There are many positives:
- Qualified teachers lead all classes,
- There is no class teacher change at this point for most classes,
- ‘High Needs’ provision will be maintained,
- Judicious budgeting limits the impact of changes,
- The vast majority of teaching support remains unchanged,
- Low staff turnover provides for maximum consistency and continuity,
- Low staff turnover also leads to experienced staff in place, and so on.
Are there other options?
There are always alternatives, but they are either no more palatable or much less so, or simply impossible. The £76,000 that was the original budget deficit forecast would be more than all our utility services costs combined – we could not operate with no water, gas or electricity. It is more than we spend on books, paper, learning resources and pens in five years. It is four times our annual maintenance budget. It is double school’s contribution to the Catering contract that provides free school meals and the entire school meals management system. With 82% of our expenditure going on staffing it is inevitable that most of our saving will have to come from that area.
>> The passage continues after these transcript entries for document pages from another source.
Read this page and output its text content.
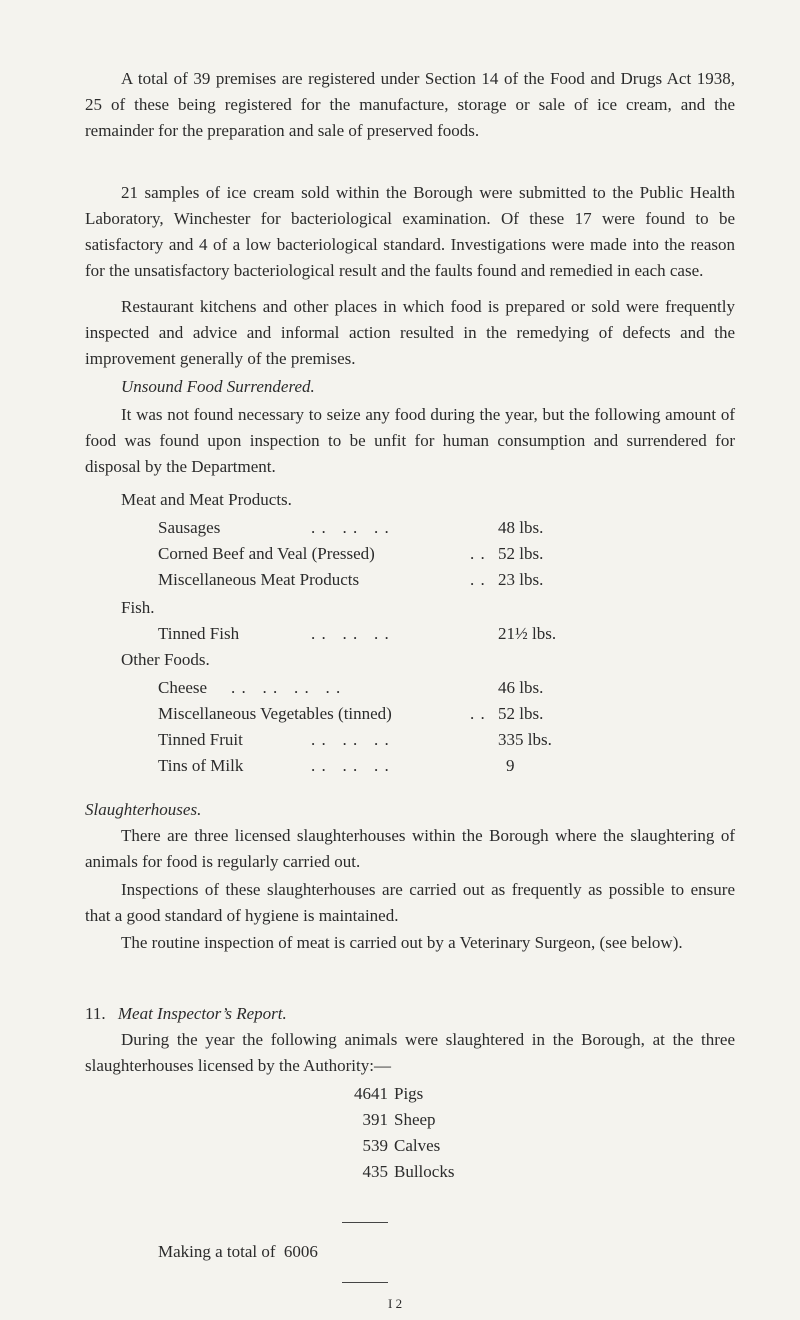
A total of 39 premises are registered under Section 14 of the Food and Drugs Act 1938, 25 of these being registered for the manufacture, storage or sale of ice cream, and the remainder for the preparation and sale of preserved foods.

21 samples of ice cream sold within the Borough were submitted to the Public Health Laboratory, Winchester for bacteriological examination. Of these 17 were found to be satisfactory and 4 of a low bacteriological standard. Investigations were made into the reason for the unsatisfactory bacteriological result and the faults found and remedied in each case.

Restaurant kitchens and other places in which food is prepared or sold were frequently inspected and advice and informal action resulted in the remedying of defects and the improvement generally of the premises.

Unsound Food Surrendered.

It was not found necessary to seize any food during the year, but the following amount of food was found upon inspection to be unfit for human consumption and surrendered for disposal by the Department.

Meat and Meat Products.
Sausages	. .   . .   . .	48 lbs.
Corned Beef and Veal (Pressed)	. . 52 lbs.
Miscellaneous Meat Products	. . 23 lbs.
Fish.
Tinned Fish	. .   . .   . .	21½ lbs.
Other Foods.
Cheese . .   . .   . .   . .	46 lbs.
Miscellaneous Vegetables (tinned)	. . 52 lbs.
Tinned Fruit	. .   . .   . .	335 lbs.
Tins of Milk	. .   . .   . .	9
Slaughterhouses.

There are three licensed slaughterhouses within the Borough where the slaughtering of animals for food is regularly carried out.

Inspections of these slaughterhouses are carried out as frequently as possible to ensure that a good standard of hygiene is maintained.

The routine inspection of meat is carried out by a Veterinary Surgeon, (see below).

11. Meat Inspector’s Report.

During the year the following animals were slaughtered in the Borough, at the three slaughterhouses licensed by the Authority:—

4641 Pigs
391 Sheep
539 Calves
435 Bullocks
Making a total of 6006
I 2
We have already cut our swimming provision, left vacant posts unfilled, withdrawn from some service contracts, decided not to renew some insurance provisions (for staff absence), brought all teaching of Spanish 'in-house' instead of employing a Secondary School teacher specialist extra, and used Capital funding to maintain the buildings rather than improve them.
Is this happening at other schools?
Yes, at pretty much every school. A few will be able to draw on reserves built up over time. A few will be expanding and so receiving increased income. Most schools, however, will be addressing a growing gap between income and costs in much the same way as us.
I still don’t see why, if there are no new teachers, change is necessary or saves money. How does it work?
We employ 18 teachers part time and 8 full time, including the Headteacher and Deputy Headteacher. The 18 part time teachers have a range of full-time equivalent contracts; 0.4, 0.44, 0.5, 0.56, 0.6 and 0.8 fte. What the movement allows us to do is to make the most cost efficient placements – 0.4 with 0.6, 0.5 with 0.5, 0.44 with 0.56 and so on. A class needs 1.0 fte in total, plus the teachers’ PPA cover.
Previous teacher placements created overlaps that we used well and effectively, but could be removed to reduce expenditure. We will use more of the teacher complement that was used for leadership, management and intervention work in class teaching. By making internal appointments for our new Deputy Headteacher (Mrs Farrell) and Year 4 Leader (Mrs Shaw), and seeking to appoint HLTAs (Mrs Grimsley and Miss Lee), we have dropped both the number (head count) and fte of teachers.
Can we talk to someone?
I will be available during each of the coming Parent evenings to see any parent who wants to talk about the arrangements.